When the occasion called for it, we also published articles that raised questions about the effectiveness of the very approaches that we have helped bring to the fore. For example, “Microfinance Misses Its Mark” (2007), “When Can Impact Investing Create Real Impact?” (2013), “When Innovation Goes Wrong” (2016), and “The Problem with Carbon Offsets” (2023).

One of the things I am most proud of is SSIR’s role in helping social innovation become a global field of research and practice. When SSIR began 20 years ago, social innovation was still in its infancy. The term was not widely understood, and few people or organizations were engaged in the work. Today, that has all changed. In my travels around the world, I am always surprised at how many people and organizations use the same lexicon and engage in many of the same approaches.

From the beginning, we’ve been publishing articles from numerous countries about different issues, organizations, and approaches to social change. As a result, people around the world read our articles. More than half of the people who come to our website hail from outside the United States. And we now have six global partners—SSIR Arabia, SSIR Brasil, SSIR China, SSIR en Español, SSIR Japan, and SSIR Korea—who translate our articles into their own languages and also publish original articles.

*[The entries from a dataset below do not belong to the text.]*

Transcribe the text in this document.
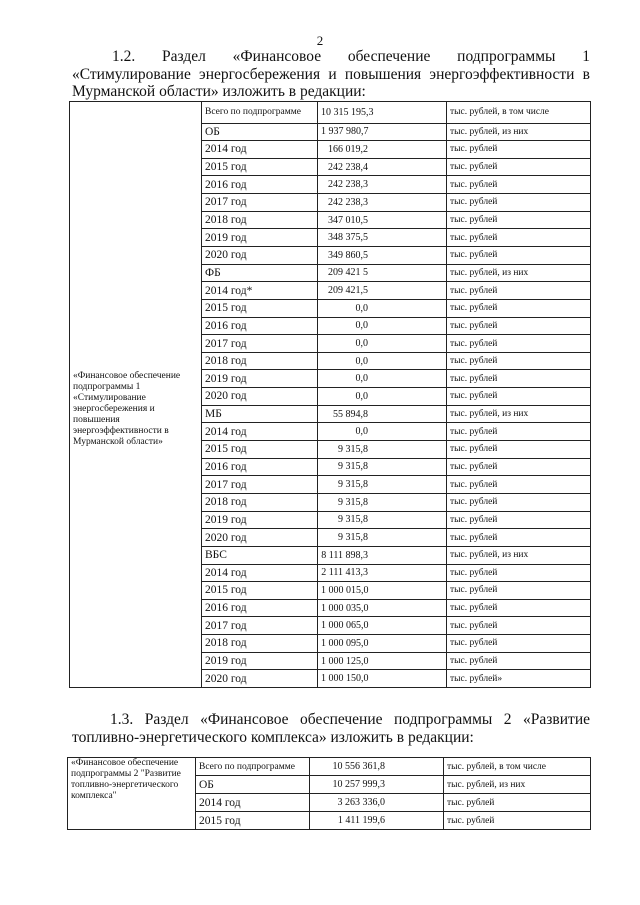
2
1.2. Раздел «Финансовое обеспечение подпрограммы 1
«Стимулирование энергосбережения и повышения энергоэффективности в
Мурманской области» изложить в редакции:
«Финансовое обеспечение подпрограммы 1 «Стимулирование энергосбережения и повышения энергоэффективности в Мурманской области»	Всего по подпрограмме	10 315 195,3	тыс. рублей, в том числе
	ОБ	1 937 980,7	тыс. рублей, из них
	2014 год	166 019,2	тыс. рублей
	2015 год	242 238,4	тыс. рублей
	2016 год	242 238,3	тыс. рублей
	2017 год	242 238,3	тыс. рублей
	2018 год	347 010,5	тыс. рублей
	2019 год	348 375,5	тыс. рублей
	2020 год	349 860,5	тыс. рублей
	ФБ	209 421 5	тыс. рублей, из них
	2014 год*	209 421,5	тыс. рублей
	2015 год	0,0	тыс. рублей
	2016 год	0,0	тыс. рублей
	2017 год	0,0	тыс. рублей
	2018 год	0,0	тыс. рублей
	2019 год	0,0	тыс. рублей
	2020 год	0,0	тыс. рублей
	МБ	55 894,8	тыс. рублей, из них
	2014 год	0,0	тыс. рублей
	2015 год	9 315,8	тыс. рублей
	2016 год	9 315,8	тыс. рублей
	2017 год	9 315,8	тыс. рублей
	2018 год	9 315,8	тыс. рублей
	2019 год	9 315,8	тыс. рублей
	2020 год	9 315,8	тыс. рублей
	ВБС	8 111 898,3	тыс. рублей, из них
	2014 год	2 111 413,3	тыс. рублей
	2015 год	1 000 015,0	тыс. рублей
	2016 год	1 000 035,0	тыс. рублей
	2017 год	1 000 065,0	тыс. рублей
	2018 год	1 000 095,0	тыс. рублей
	2019 год	1 000 125,0	тыс. рублей
	2020 год	1 000 150,0	тыс. рублей»
1.3. Раздел «Финансовое обеспечение подпрограммы 2 «Развитие
топливно-энергетического комплекса» изложить в редакции:
«Финансовое обеспечение подпрограммы 2 "Развитие топливно-энергетического комплекса"	Всего по подпрограмме	10 556 361,8	тыс. рублей, в том числе
	ОБ	10 257 999,3	тыс. рублей, из них
	2014 год	3 263 336,0	тыс. рублей
	2015 год	1 411 199,6	тыс. рублей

One of the great things about helping build an organization, rather than working on one’s own, is that when you leave, the organization remains. And that is true of SSIR, where we have an amazing editorial and publishing team dedicated to carrying forward our mission. We are in the final stages of finding a new editor-in-chief, someone who will bring new ideas and talents that will help SSIR continue to evolve, grow, and succeed. Come January, I look forward to joining you as an avid SSIR subscriber.